Театр тогда спасал многих. Вместе с М. Юрьевым Добужинский организует Театр трагедии. Создавать этот театр «созвучный времени» помогали нарком-драматург А. Луначарский, богатый и влиятельный «певец босяков» и друг большевиков А. М. Горький и лихая комиссар-актриса М. Ф. Андреева. После софокловского «Царя Эдипа» театр трагедии поставил шекспировского «Макбета», для которого режиссер и оформитель спектакля Добужинский спроектировал два замка, установленных на арене цирка Чинизелли. Спектакль прошел с большим успехом, но театр был после него по неизвестной причине закрыт. Может, кровавый «Макбет» был слишком «созвучен времени» (достаточно вспомнить загадочную смерть «заразного» Свердлова в объятиях осторожного и брезгливого Ленина).
Неугомонный Добужинский приступает к созданию Большого драматического (ныне он имени Горького) театра, где участвует в постановке и оформлении драмы Шиллера «Разбойники» Эта романтическая драма пользовалась в тогдашней России, где грабежи мирного населения и разбой не прекращались ни днем, ни ночью, особенным успехом. Еще до революции разбой (и в Москве, и в Ницце и на тифлиских площадях, и на грузинских большаках, и в поездах) помогал выживать большевистской верхушке (тем, кого Ленин цинично называл «ценным партийным имуществом»), безбедно гнездившейся тогда в буржуазных кварталах Парижа и Цюриха. Грабежами тогда с одобрения Ленина занимались наглый Красин хитрый Коба, бесстрашный Камо, сама красавица М. Андреева, а позднее — железный Феликс и его парни «из железных ворот ГПУ». И, конечно, желательно было внушить публике, что «благородные разбойники», какими считали себя революционеры, стоят в моральном отношении куда выше, чем «кровососы-буржуи».
Новая петроградская постановка «Разбойников», в подготовке которой участвовал Добужинский (сцена была завешана черным траурным бархатом), имела бешеный успех. Эстет Михаил Кузмин написал в «Полярной звезде», что успеху этому «содействовал, главным образом, Добужинский»:
«Траурный пышный масонский занавес, торжественная комната, полная траурной помпы… сцена в саду, где в руке бледной траурной Амалии блестит серебром при луне вытянутая шпага, или первый выход Франца со свечами в печальную торжественную комнату — незабываемы по трагическому впечатлению…»
В театральном зале, где, как вспоминает актер Г. Мичурин, сидели солдаты с винтовками и где то и дело поднимались крики и топот, «было жутковато, — а вдруг винтовки заряжены».

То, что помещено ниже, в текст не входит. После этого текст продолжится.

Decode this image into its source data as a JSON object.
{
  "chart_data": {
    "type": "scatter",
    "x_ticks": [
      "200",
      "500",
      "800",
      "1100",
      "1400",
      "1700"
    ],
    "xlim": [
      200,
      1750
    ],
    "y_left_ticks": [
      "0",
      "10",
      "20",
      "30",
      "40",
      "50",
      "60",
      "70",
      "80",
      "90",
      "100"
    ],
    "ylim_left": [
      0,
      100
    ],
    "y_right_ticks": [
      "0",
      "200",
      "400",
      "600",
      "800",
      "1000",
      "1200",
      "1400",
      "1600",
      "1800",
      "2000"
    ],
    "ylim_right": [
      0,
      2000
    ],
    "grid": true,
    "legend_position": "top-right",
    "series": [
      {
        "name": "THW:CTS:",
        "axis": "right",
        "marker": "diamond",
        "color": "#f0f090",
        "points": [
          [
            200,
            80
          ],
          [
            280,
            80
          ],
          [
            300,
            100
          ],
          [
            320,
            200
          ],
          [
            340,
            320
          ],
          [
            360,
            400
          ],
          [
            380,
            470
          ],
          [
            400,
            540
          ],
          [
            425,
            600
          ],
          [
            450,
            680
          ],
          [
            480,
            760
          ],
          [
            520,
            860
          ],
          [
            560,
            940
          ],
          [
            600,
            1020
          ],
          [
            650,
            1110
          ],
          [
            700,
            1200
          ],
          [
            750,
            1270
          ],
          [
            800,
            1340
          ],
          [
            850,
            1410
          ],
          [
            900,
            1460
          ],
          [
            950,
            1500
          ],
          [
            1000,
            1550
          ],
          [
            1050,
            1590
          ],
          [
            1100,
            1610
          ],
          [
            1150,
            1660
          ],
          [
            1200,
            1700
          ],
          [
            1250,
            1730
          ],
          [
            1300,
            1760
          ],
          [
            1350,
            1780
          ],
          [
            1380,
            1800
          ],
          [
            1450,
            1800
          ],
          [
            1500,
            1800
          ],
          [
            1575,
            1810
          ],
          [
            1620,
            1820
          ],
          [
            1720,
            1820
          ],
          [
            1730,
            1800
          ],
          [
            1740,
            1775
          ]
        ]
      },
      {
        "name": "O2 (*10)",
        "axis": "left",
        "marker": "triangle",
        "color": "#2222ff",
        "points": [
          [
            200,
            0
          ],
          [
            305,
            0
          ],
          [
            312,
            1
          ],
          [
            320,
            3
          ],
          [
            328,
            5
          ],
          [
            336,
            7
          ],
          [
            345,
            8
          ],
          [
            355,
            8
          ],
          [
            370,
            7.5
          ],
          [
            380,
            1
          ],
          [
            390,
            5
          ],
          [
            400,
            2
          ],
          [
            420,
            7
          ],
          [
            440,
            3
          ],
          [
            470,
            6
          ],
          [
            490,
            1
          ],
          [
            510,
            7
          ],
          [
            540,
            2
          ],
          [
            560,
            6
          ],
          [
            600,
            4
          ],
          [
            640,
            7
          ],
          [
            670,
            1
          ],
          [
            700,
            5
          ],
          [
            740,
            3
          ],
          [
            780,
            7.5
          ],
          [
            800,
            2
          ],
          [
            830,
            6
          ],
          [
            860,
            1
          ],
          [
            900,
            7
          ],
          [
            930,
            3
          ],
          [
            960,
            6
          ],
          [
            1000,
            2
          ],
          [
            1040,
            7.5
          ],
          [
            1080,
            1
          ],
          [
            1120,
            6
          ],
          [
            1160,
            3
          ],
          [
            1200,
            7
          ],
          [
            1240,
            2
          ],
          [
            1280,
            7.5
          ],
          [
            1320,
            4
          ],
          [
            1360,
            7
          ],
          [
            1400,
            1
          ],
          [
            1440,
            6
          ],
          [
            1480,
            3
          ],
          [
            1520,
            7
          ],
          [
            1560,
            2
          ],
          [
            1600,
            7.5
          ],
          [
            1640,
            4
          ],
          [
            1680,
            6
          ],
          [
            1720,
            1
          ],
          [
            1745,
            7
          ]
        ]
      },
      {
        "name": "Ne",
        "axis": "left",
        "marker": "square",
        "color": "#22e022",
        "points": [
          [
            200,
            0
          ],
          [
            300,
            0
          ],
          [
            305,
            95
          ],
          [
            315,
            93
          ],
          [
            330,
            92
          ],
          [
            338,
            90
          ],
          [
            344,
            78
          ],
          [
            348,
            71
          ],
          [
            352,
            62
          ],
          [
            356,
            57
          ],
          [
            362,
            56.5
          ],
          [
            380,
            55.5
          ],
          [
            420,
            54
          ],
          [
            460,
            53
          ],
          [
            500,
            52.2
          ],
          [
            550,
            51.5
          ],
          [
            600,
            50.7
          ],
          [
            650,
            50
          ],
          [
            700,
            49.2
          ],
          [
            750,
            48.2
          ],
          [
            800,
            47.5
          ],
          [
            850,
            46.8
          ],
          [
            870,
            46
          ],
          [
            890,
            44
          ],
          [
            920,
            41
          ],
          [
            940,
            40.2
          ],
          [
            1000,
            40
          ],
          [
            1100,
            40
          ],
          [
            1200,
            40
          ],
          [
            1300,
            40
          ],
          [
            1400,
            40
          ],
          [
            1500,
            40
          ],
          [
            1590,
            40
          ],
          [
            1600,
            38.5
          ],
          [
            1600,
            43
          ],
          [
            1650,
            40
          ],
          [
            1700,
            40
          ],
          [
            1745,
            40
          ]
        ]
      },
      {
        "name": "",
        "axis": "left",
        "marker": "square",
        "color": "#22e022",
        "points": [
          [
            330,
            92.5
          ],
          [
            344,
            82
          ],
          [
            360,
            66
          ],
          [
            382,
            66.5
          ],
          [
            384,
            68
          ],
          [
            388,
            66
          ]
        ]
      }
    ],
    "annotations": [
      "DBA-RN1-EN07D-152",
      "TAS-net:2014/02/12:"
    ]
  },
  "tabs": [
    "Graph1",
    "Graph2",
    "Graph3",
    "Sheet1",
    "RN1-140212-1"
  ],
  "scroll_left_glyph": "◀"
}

Что касается траурного бархата, которым Добужинский обтянул стены, думаю, настрой этот имел даже бо́льшую связь с трагедией самого художника, чем «с революционными событиями». О тогдашней семейной трагедии художника так вспоминала дочь Бориса Кустодиева, бывшего близким другом семьи Добужинских:
«… их постигло тяжелое горе. Летом 1919 г. умерла их старшая дочь Верочка от истощения, порожденного голодными годами. Очаровательная восемнадцатилетняя девушка с большими задумчивыми глазами. Помню страшный день похорон, несчастную мать, бедных мальчиков с заплаканными глазами, Мстислава Валериановича, целующего ноги дочери…»
Добужинский находил утешение в исступленной деятельности — в театре, в книжной графике, в преподавании. Он был назначен заведовать художественной частью нового оперного театра и сам оформил спектакль — оперу «Фауст». Это был его первый оперный спектакль.
Добужинский затеял и постановку трех сказок Андерсена в кабаре «Привал комедиантов»; там он не только оформлял, но и ставил сказки. Об этом оформлении Михаил Кузмин написал в статье «Андерсеновский Добужинский»:
«Редко между двумя художниками может быть такое соответствие. Едва ли можно представить себе другого живописца при имени Андерсена. И если я не ошибаюсь, впервые Добужинский так свежо и полно высказал всю поэзию комнатной жизни, уюта детских, домашней фантазии (без особенной фантастики), трогательного и милого юмора… я думаю, что даже поклонники Добужинского удивятся той сердечности, душевности и прелестному остроумию, которые он проявил в «Сказках Андерсена».